Even if we assumed all the projections in the business plan were accurate, the record lacks evidence 
demonstrating that its impact would be nationally important. The brief submitted with the petition 
contends that the Petitioner's business will "increase the flow of money in the U.S. on anational level, 
which will contribute to the U.S. gross domestic product." Yet the Petitioner did not provide 
documentation to support these statements that the company will result in substantial economic growth 
on the level of national importance. The record does not illustrate how creating 40 jobs and generating 
the net income as projected in the business plan, would have substantial positive economic effects on 
the level of national importance. The Petitioner must support assertions with relevant, probative, and 
credible evidence. See Matter of Chawathe, 25 l&N Dec. at 376. The Petitioner has therefore not 
provided sufficient information and evidence to demonstrate the prospective impact of his proposed 
endeavor rises to the level of national importance. Accordingly, the record does not sufficiently 
demonstrate that the Petitioner's proposed endeavor is of national importance. 
4 
In the same way that Dhanasar finds that a classroom teacher's proposed endeavor is not nationally 
important because it will not impact the field more broadly, we find that the record does not establish 
that the Petitioner's proposed endeavor will sufficiently extend beyond his clients to affect the region 
or nation more broadly. 26 l&N Dec. at 893. He has not shown that benefits to the regional or national 
economy resulting from the Petitioner's undertaking would reach the level of "substantial positive 
economic effects" contemplated by Dhanasar. Id. at 890. 

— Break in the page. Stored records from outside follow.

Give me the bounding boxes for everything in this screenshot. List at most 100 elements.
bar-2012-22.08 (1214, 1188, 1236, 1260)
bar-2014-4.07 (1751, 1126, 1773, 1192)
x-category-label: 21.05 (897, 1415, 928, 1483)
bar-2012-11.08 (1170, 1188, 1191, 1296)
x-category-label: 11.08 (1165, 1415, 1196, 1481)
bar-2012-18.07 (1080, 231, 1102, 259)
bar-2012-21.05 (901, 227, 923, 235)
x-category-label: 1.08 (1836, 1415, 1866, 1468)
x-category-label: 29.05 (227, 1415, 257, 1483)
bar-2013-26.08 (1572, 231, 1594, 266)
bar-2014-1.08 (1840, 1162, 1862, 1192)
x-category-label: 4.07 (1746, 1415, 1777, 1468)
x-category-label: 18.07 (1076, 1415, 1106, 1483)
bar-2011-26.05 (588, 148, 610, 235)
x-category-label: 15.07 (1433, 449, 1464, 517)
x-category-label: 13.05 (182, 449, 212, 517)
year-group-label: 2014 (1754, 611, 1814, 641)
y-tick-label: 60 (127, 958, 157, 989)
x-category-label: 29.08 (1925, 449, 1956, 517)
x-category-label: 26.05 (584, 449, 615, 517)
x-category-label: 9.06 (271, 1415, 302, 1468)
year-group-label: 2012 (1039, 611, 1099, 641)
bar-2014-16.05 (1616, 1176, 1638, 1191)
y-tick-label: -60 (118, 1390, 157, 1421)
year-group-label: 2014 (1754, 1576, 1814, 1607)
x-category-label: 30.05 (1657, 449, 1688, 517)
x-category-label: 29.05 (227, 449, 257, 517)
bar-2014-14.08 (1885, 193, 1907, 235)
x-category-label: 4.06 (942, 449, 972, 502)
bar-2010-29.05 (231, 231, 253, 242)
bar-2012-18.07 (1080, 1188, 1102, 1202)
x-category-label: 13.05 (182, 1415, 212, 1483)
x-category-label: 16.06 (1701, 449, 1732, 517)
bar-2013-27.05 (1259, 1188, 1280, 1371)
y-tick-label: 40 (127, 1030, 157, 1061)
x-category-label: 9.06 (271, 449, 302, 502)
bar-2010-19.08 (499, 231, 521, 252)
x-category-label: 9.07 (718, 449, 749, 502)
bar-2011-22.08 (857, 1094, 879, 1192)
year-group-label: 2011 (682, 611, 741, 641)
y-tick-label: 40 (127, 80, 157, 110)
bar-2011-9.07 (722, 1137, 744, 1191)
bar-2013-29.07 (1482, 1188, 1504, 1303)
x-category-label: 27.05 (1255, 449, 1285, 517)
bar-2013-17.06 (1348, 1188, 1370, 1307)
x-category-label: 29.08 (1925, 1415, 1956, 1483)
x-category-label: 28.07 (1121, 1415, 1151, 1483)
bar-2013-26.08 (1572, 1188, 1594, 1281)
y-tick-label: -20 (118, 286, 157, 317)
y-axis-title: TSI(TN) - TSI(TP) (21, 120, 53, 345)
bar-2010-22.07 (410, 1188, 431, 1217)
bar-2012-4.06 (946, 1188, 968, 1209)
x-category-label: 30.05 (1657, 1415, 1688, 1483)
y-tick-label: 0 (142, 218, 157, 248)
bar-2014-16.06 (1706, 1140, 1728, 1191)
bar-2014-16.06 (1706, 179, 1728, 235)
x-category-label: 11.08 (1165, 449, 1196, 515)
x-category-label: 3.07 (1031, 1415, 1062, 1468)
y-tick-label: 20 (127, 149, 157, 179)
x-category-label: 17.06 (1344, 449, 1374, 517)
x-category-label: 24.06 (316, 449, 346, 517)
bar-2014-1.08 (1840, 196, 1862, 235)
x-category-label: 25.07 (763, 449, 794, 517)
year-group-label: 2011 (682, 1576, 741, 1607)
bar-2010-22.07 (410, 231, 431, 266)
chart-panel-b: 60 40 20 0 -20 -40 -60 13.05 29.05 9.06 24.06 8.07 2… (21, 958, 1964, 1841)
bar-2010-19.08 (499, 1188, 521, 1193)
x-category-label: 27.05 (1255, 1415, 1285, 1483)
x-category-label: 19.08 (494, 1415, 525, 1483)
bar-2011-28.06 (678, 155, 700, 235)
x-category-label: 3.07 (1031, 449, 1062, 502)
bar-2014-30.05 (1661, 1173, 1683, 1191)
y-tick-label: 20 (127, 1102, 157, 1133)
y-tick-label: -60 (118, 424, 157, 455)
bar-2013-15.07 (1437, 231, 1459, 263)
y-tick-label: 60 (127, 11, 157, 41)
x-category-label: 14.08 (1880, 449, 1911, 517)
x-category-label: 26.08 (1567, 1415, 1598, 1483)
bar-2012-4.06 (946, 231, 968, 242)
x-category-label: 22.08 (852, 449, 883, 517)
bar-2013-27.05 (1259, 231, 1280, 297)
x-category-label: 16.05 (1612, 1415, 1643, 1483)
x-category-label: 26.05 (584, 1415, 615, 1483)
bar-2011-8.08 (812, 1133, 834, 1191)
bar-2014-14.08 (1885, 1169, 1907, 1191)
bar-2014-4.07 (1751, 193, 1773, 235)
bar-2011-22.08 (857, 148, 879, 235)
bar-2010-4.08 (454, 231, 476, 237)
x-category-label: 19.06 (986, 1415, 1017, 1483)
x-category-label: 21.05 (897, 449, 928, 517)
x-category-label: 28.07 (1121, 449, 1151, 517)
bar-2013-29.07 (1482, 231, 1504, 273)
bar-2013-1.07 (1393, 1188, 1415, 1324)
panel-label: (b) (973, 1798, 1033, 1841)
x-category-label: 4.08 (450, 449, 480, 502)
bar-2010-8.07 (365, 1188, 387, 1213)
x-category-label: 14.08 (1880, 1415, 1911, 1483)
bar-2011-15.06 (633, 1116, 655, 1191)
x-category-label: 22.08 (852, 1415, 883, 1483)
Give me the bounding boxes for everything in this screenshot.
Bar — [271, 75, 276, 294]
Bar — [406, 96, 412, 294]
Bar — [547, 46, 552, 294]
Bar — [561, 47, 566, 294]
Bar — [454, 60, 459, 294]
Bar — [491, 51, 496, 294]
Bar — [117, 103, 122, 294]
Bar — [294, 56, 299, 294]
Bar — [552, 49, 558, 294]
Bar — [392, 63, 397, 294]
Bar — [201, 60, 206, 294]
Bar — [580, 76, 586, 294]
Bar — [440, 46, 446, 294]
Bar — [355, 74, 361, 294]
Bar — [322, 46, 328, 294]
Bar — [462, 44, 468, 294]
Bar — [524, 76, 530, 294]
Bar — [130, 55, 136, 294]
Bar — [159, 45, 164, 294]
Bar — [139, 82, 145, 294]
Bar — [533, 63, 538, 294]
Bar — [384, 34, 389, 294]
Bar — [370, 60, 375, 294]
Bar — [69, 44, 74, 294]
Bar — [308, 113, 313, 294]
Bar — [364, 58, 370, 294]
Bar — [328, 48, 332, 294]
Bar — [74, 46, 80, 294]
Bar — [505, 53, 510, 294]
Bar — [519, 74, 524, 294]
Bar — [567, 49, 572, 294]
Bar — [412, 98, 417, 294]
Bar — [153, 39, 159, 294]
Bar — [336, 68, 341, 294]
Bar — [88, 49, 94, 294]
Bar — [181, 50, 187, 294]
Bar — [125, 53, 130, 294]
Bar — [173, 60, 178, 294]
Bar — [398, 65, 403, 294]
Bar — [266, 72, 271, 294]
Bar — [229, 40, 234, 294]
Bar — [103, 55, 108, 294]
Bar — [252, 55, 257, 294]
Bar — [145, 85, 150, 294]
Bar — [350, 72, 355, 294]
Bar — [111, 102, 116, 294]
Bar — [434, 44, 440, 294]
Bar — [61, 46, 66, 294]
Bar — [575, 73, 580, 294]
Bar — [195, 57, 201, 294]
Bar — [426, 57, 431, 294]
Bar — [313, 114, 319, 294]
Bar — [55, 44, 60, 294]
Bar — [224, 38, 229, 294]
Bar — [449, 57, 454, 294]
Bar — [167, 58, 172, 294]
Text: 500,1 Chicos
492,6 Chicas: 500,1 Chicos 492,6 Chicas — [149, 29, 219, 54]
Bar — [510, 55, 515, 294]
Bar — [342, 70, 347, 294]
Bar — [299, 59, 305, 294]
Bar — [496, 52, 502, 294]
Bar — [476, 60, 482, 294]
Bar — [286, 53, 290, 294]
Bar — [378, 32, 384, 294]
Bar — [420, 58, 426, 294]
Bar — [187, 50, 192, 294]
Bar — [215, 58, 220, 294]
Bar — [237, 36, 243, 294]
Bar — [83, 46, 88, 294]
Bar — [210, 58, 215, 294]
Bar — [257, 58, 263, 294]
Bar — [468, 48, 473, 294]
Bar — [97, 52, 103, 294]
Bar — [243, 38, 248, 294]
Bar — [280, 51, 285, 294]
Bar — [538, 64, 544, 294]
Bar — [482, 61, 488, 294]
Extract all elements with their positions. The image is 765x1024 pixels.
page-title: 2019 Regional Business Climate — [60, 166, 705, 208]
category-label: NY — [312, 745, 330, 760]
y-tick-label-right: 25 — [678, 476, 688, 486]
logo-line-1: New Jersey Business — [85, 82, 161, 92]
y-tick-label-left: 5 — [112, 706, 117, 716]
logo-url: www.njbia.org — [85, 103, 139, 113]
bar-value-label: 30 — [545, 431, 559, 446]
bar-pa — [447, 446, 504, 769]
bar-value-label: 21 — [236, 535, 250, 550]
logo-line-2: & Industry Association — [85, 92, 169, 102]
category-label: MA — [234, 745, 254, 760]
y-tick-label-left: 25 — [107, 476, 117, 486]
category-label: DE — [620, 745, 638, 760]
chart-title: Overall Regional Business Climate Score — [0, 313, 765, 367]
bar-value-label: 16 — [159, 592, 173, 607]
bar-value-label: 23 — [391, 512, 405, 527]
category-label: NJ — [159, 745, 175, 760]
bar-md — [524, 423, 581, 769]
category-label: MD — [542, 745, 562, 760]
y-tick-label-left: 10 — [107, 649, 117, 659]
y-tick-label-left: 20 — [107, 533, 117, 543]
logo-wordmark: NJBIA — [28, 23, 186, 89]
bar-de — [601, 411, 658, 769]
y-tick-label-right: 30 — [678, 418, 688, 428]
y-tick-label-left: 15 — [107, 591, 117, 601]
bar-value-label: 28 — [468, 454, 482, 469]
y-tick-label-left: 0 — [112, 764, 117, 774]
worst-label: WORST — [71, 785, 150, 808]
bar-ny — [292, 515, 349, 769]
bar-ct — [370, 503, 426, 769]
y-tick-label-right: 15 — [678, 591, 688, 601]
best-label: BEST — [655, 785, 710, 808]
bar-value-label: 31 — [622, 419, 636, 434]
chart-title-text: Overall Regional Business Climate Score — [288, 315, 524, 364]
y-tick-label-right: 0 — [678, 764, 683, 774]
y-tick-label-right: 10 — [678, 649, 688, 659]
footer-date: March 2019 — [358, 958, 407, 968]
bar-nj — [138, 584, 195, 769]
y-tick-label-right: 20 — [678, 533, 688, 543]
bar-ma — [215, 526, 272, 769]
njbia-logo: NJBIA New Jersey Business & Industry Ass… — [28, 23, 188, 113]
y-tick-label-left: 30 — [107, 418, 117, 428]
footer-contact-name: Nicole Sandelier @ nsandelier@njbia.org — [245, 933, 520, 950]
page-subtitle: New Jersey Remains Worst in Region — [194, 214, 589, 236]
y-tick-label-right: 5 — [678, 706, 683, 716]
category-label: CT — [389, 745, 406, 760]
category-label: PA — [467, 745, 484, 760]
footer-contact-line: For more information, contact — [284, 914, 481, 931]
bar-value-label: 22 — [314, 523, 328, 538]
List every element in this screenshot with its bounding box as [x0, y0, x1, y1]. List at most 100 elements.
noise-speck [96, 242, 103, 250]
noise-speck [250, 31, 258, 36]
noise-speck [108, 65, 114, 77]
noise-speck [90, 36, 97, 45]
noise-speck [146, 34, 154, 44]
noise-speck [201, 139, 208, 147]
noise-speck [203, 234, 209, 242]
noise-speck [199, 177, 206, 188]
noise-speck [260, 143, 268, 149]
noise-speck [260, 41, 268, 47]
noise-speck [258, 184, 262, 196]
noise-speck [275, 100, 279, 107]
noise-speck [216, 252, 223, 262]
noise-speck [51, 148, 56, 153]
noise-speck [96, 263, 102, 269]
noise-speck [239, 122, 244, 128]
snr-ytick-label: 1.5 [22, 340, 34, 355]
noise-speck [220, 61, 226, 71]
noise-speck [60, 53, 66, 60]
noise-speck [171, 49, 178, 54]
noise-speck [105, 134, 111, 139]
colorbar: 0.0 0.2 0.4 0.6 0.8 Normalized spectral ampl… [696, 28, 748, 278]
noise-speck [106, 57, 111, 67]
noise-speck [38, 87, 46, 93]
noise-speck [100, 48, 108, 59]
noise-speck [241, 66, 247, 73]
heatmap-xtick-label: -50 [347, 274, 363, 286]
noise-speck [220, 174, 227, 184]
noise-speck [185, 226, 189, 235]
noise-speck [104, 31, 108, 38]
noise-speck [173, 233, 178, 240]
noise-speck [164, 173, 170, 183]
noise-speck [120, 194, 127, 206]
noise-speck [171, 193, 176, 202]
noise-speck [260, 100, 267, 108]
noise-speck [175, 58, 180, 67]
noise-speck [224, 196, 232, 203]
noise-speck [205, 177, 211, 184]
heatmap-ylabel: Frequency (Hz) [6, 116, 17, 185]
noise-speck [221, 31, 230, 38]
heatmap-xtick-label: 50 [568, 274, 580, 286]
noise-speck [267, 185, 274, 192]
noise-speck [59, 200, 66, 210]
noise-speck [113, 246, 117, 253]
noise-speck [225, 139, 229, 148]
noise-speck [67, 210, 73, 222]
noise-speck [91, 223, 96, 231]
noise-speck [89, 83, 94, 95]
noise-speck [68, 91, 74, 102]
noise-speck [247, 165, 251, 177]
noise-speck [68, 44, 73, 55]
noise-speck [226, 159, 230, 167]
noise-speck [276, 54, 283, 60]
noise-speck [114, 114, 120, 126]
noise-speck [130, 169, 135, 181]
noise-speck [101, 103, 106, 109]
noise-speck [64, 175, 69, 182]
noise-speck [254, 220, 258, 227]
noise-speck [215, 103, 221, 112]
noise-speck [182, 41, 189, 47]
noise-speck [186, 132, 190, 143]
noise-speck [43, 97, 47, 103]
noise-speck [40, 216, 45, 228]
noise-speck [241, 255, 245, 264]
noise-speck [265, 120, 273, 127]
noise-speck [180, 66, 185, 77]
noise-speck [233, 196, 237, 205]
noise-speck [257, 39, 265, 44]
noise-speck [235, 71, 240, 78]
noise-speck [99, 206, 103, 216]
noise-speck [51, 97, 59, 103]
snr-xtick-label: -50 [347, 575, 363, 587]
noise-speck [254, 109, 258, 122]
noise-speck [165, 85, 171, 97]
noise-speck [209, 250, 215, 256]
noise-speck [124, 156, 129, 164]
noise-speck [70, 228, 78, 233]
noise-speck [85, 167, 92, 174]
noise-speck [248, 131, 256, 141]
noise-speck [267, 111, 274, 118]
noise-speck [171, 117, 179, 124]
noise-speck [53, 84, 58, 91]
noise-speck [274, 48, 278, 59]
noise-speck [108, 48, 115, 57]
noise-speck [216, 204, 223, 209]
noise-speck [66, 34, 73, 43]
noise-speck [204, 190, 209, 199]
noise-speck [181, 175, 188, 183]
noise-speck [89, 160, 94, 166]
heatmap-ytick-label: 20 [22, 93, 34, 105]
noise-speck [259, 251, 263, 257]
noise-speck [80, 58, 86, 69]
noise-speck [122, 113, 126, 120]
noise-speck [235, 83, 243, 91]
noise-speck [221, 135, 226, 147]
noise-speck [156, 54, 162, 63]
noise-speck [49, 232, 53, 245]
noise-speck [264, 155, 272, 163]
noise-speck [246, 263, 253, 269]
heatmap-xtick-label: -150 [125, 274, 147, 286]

Accordingly, we find that the record does not demonstrate national importance of the Petitioner's 
proposed endeavor as required by the first prong of the Dhanasar precedent decision and the Petitioner 
has not demonstrated eligibility for a national interest waiver. As the identified reasons for dismissal 
are dispositive of the Petitioner's appeal, we decline to reach and hereby reserve remaining arguments 5 
concerning eligibility under the Dhanasar framework. 6 Bagamasbad, 429 U.S. at 25 (stating that 
"courts and agencies are not required to make findings on issues the decision of which is unnecessary 
to the results they reach"); see also Matter of L-A-C-, 26 l&N Dec. at 526 n.7 (declining to reach 
alternative issues on appeal where an applicant is otherwise ineligible). 
111. CONCLUSION 
As the Petitioner has not met the requisite first prong of the Dhanasar analytical framework, we find 
that he has not established he is eligible for or otherwise merits a national interest waiver as a matter 
of discretion. 
ORDER: The appeal is dismissed. 
5 While we reserve the remaining arguments concerning eligibility, we note that the record lacks any documentation 
regarding the Petitioner's 2021 arrest for several offenses, including practicing or attempting to practice medicine without 
a valid medical license and possession of harmful drugs without a prescription. Petitioner should address this matter in 
any future filing where it may be relevant. 
6 The Director's decision initially states that the Petitioner did establish he is well positioned to undertake the endeavor 
and that it would not be beneficial to waive the requirements of a job offer, yet later declined to analyze the Petitioner's 
eligibility under these prongs. We acknowledge this inconsistency, but as our determination on national importance is 
dispositive of the appeal, we decline to further address the issue in this decision.